REPUBLIKA.CO.ID, TUNIS -- Presiden Tunisia Kais Saied mengatakan ia akan memperkenalkan undang-undang pemilihan umum yang baru. Ia juga akan merancang undang-undang transisi sementara, di saat yang sama kebijakan darurat masih berlaku.
"Ketentuan transisi sudah ditetapkan dan perdana menteri akan ditunjuk dan akan ada ketentuan transisi yang menanggapi kehendak anda," kata Saied dalam pidatonya seperti dikutip Middle East Monitor, Kamis (23/9).
"Rancangan undang-undang pemilihan umum yang baru akan dibuat," tambahnya.
Saied bersikeras apa yang ia usulkan 'ada dalam inti konstitusi'. Ia menegaskan kritikusnya 'tidak bisa mengatakan' apa yang ia lakukan adalah kudeta.
"Bagaimana bisa ini adalah kudeta jika dilakukan melalui konstitusi dan tercantum dalam konstitusi," katanya.
Rakyat Tunisia sudah menunggu keputusan Saied mengenai pembekuan parlemen dan konstitusi yang saat ini berlaku selama berminggu-minggu.

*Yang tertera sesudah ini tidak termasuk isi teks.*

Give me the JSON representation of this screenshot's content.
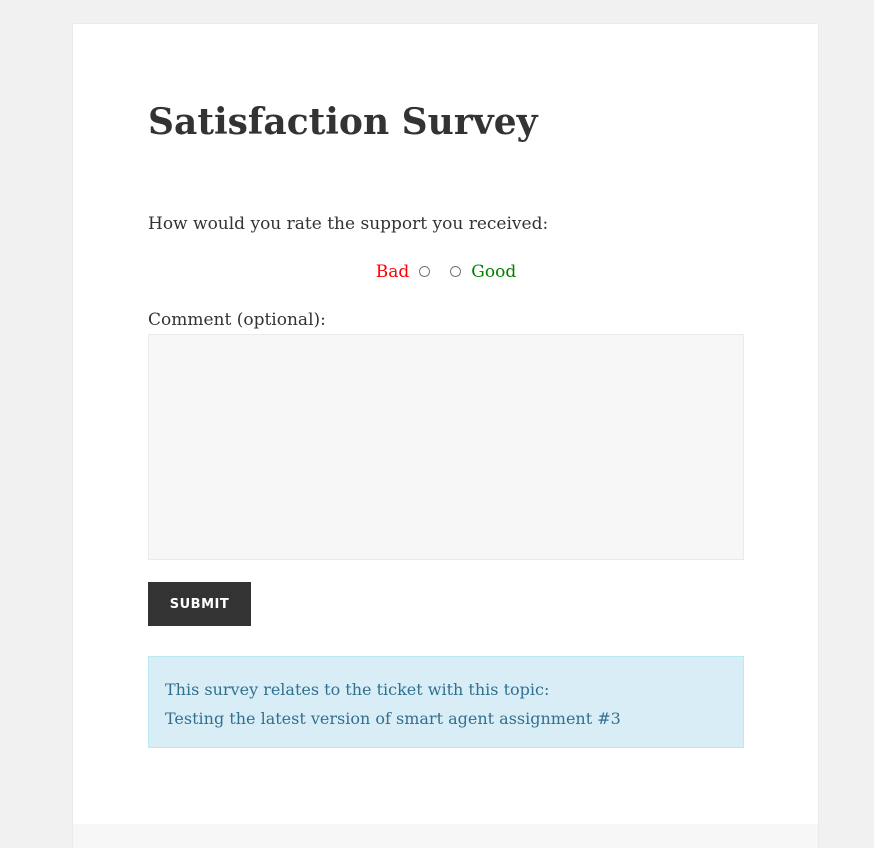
{
  "survey": {
    "title": "Satisfaction Survey",
    "question": "How would you rate the support you received:",
    "rating": {
      "bad_label": "Bad",
      "good_label": "Good",
      "bad_color": "#ff0000",
      "good_color": "#008000"
    },
    "comment_label": "Comment (optional):",
    "comment_value": "",
    "submit_label": "SUBMIT"
  },
  "ticket_info": {
    "line1": "This survey relates to the ticket with this topic:",
    "line2": "Testing the latest version of smart agent assignment #3"
  },
  "colors": {
    "page_background": "#f1f1f1",
    "card_background": "#ffffff",
    "button_background": "#333333",
    "info_background": "#d9edf7",
    "info_text": "#31708f"
  }
}
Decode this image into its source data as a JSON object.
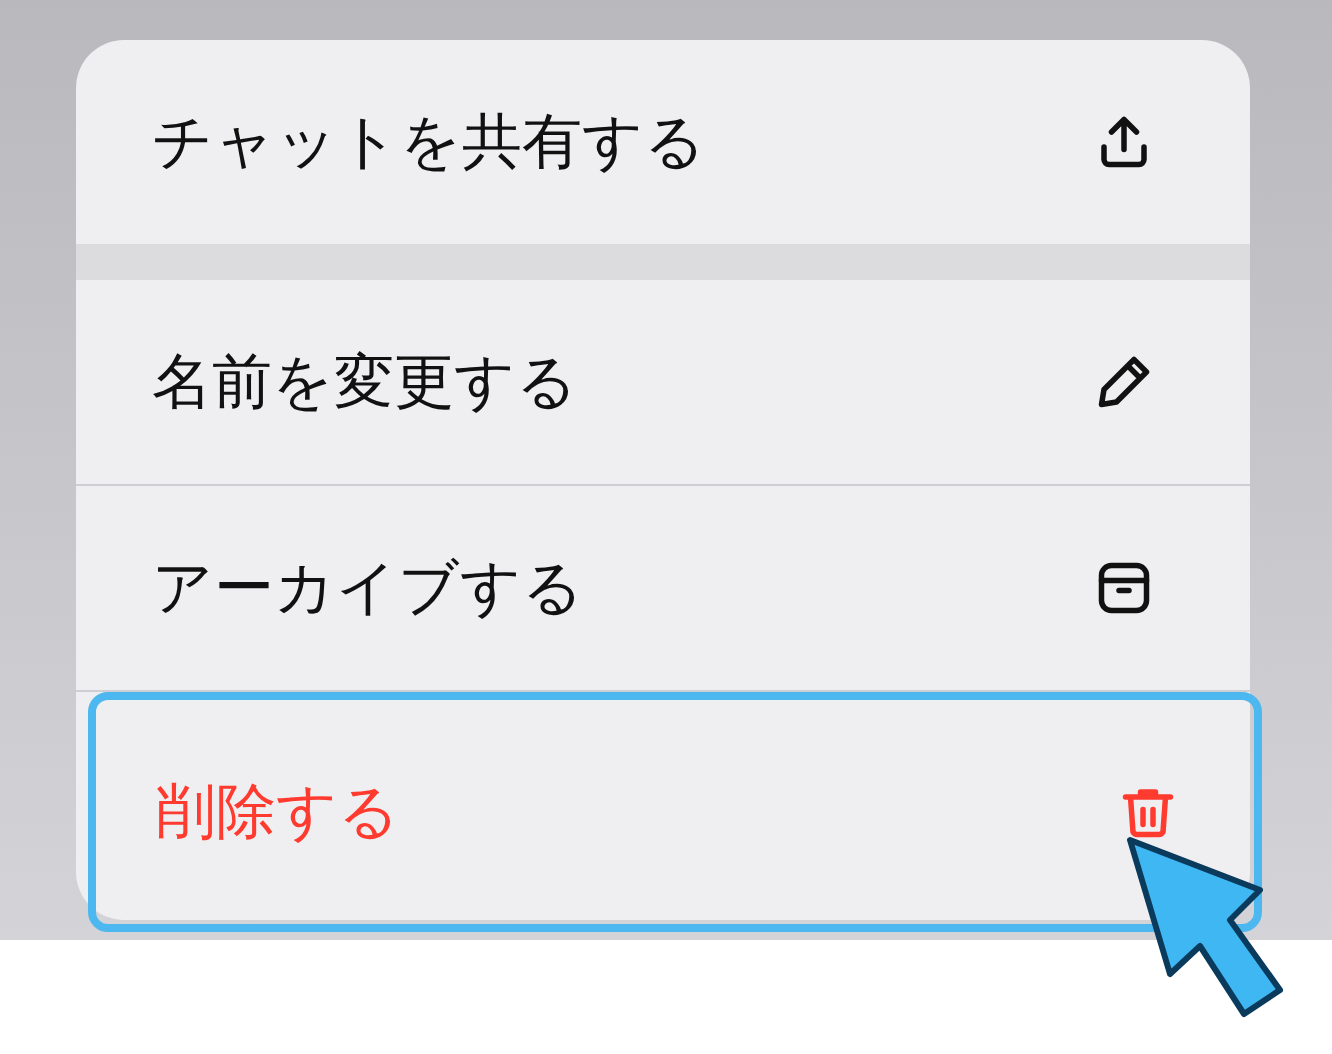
{
  "menu": {
    "sections": [
      {
        "items": [
          {
            "label": "チャットを共有する",
            "destructive": false,
            "selected": false
          }
        ]
      },
      {
        "items": [
          {
            "label": "名前を変更する",
            "destructive": false,
            "selected": false
          },
          {
            "label": "アーカイブする",
            "destructive": false,
            "selected": false
          },
          {
            "label": "削除する",
            "destructive": true,
            "selected": true
          }
        ]
      }
    ]
  }
}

Rakyat berharap adanya reformasi politik yang melibatkan sistem pemerintahan.
Saat membekukan parlemen dan memecat perdana menteri bulan Juli lalu. Ia mengutip konstitusi yang mengatakan presiden memiliki hak memberlakukan 'kebijakan darurat' hanya bila ada 'bahaya nyata' pada negara.
Undang-undang transisi yang disebutkan Saied dalam pidatonya memungkinkan konstitusi yang berlaku saat ini dicabut. Partai-partai oposisi terutama Gerakan Ennahda menolak segala bentuk perubahan konstitusi 2014.
Sementara itu, Serikat Buruh Tunisia (UGTT) meminta dialog sebelum perubahan dilakukan. Saied tidak menyajikan sesuatu yang baru tapi ia berjanji akan mengungkapkan fakta dan tidak mengambil langkah mundur.
Ia mengatakan saat ini ia harus bertindak bijaksana. Saied menuduh oposisi-oposisi menabur perselisihan dalam unjuk rasa yang menentang kebijakan khususnya pada pekan lalu.